Description
Summary:
Own machine learning solutions end-to-end, translating business goals into ML solutions and delivering forecasting, classification, and anomaly detection.
Highlights:
1. Make a measurable and mission-critical impact in Industrial IoT solutions
2. Collaborate for success, leading ML projects from planning to production
3. Engineer with AI assistance, utilizing agentic coding tools daily
**Make a measurable and mission\-critical impact.**
Bring your unique talents and experience to a leading company in Industrial IoT (IIoT) solutions. Grow your passion into a rewarding profession by joining a dynamic and expanding organization. You’ll play a vital role that supports your success and helps drive safe, efficient, and reliable operations across industries worldwide.
**Where** **you’ll** **work:** This is a hybrid role based out of our Porto office.

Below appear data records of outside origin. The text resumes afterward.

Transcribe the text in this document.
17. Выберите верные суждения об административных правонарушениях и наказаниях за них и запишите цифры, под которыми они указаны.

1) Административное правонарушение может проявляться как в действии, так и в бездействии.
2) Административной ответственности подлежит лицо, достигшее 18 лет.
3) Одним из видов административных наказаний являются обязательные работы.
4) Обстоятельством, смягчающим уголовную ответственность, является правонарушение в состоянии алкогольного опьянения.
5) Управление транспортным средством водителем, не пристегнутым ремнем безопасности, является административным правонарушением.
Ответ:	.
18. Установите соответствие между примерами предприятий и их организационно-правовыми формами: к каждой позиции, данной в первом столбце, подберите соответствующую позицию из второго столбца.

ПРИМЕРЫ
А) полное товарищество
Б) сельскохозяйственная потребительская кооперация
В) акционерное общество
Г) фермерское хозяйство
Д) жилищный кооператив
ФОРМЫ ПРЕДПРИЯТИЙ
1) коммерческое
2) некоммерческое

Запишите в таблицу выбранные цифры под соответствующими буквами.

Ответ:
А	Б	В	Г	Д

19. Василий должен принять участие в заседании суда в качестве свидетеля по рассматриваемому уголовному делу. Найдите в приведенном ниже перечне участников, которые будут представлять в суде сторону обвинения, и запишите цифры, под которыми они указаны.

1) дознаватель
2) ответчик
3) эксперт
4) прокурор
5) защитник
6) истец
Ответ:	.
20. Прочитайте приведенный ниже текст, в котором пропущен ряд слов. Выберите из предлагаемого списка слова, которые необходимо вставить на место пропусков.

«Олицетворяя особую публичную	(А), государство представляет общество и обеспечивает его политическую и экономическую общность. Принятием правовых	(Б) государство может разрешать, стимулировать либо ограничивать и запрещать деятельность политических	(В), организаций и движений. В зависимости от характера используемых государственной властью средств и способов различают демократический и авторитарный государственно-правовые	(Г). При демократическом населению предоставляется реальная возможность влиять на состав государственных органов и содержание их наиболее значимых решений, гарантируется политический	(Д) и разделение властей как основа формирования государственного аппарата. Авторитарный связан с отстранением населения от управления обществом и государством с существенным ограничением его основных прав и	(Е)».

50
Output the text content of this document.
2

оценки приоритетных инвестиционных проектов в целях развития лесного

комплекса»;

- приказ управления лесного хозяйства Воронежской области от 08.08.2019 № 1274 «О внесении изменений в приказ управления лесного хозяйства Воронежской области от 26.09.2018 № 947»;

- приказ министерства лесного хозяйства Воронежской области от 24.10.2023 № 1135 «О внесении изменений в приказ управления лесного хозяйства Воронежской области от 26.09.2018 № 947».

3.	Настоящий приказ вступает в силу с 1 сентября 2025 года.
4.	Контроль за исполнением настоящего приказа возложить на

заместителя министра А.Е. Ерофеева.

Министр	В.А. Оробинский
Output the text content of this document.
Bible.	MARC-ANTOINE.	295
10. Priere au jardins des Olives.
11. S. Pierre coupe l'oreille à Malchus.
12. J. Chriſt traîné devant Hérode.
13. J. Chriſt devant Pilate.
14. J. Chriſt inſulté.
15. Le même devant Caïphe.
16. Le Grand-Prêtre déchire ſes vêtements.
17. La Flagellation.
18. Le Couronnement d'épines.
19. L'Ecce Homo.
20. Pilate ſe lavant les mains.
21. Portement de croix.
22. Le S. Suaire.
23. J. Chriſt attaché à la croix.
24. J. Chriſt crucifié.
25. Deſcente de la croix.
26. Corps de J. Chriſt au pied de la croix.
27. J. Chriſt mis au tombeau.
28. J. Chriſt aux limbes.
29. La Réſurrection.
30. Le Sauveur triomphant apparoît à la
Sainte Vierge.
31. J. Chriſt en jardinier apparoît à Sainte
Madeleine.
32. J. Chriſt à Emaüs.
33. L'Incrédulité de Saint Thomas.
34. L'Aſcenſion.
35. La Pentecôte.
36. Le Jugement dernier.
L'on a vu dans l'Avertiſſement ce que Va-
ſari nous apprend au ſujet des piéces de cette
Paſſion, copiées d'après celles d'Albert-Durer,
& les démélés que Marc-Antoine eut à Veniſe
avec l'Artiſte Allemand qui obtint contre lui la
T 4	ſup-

In practice, most of your work can be done remotely, with occasional in\-office time in Porto for team collaboration — a flexibility our engineers consistently tell us they value.
**Job Duties and Responsibilities:**
You will own machine learning solutions end to end — from framing the business problem to running models reliably in production — built on real\-time telemetry from industrial IoT sensors deployed around the world.
**Collaborate for success**
* Own machine learning projects end to end: plan the roadmap, frame the problem, build the pipelines, and take solutions through to production.
* Translate business goals into ML solutions, and explain results, limitations and uncertainty to business stakeholders in terms they can act on.
* Make the technical decisions, contribute significantly to the implementation, and mentor other engineers through code review and design discussion. This is a hands\-on role.
**Build ML\-powered solutions**
* Deliver forecasting, classification and anomaly detection on time series from industrial IoT sensors reporting in real time from sites across the globe.
* Work with the realities of sensor data: gaps, drift, scarce labels, and a device population that keeps evolving.
* Run what you build — monitoring, drift detection and retraining — and shape the data pipelines your models depend on.
**Engineer with AI** **assistance**
* Use agentic coding tools — Claude Code, Copilot, Cursor and similar — as a normal part of daily delivery.
* Hold AI\-generated code to the same bar as any other code. You are accountable for what you ship.
* Structure repositories, tests and documentation so both people and agents can work in them effectively, and share the patterns and guardrails that work so the team's baseline rises.
* Apply Anova's AI Handbook guidance on model risk and human\-in\-the\-loop validation to any model whose output reaches a customer or drives an automated action.
**Advocate for quality**
Contribute to and continuously adapt best practices and Ways of Working across data engineering, machine learning and MLOps, so the team ships high\-quality solutions that create real impact for our clients.
**Minimum Requirements \-**
* Bachelor's degree in Computer
Science, Data Science, Engineering, or a related quantitative field or equivalent combination of education and experience
* 5\+ years of experience in machine learning engineering or a closely related software engineering role, including hands\-on production deployment (6–8 years preferred).
* Hands\-on experience delivering production\-level, cloud\-native machine learning solutions.
* Strong Python and the engineering habits that go with it: git, code review, linters, unit tests and CI/CD pipelines are things you use daily.
* Strong understanding of feature engineering, ML algorithms, model training and evaluation.
* Solid experience across a modern ML stack: gradient boosting (LightGBM, XGBoost), scikit\-learn, PyTorch, MLflow, and current time series tooling.
* Experience operating models in production: deployment, monitoring, drift detection and retraining, and a feel for the MLOps practices that make that sustainable.
* Fluency with agentic coding tools.
* Fluent in written and spoken English.
**Preferred Qualifications \-**
* Depth in the Azure Databricks platform: PySpark, MLflow, streaming pipelines.
* Experience implementing agentic workflows in production.
* Familiarity with MCP (Model Context Protocol) or similar patterns for exposing models as tools other agents can call directly.
* Domain experience in industrial, energy or IoT settings.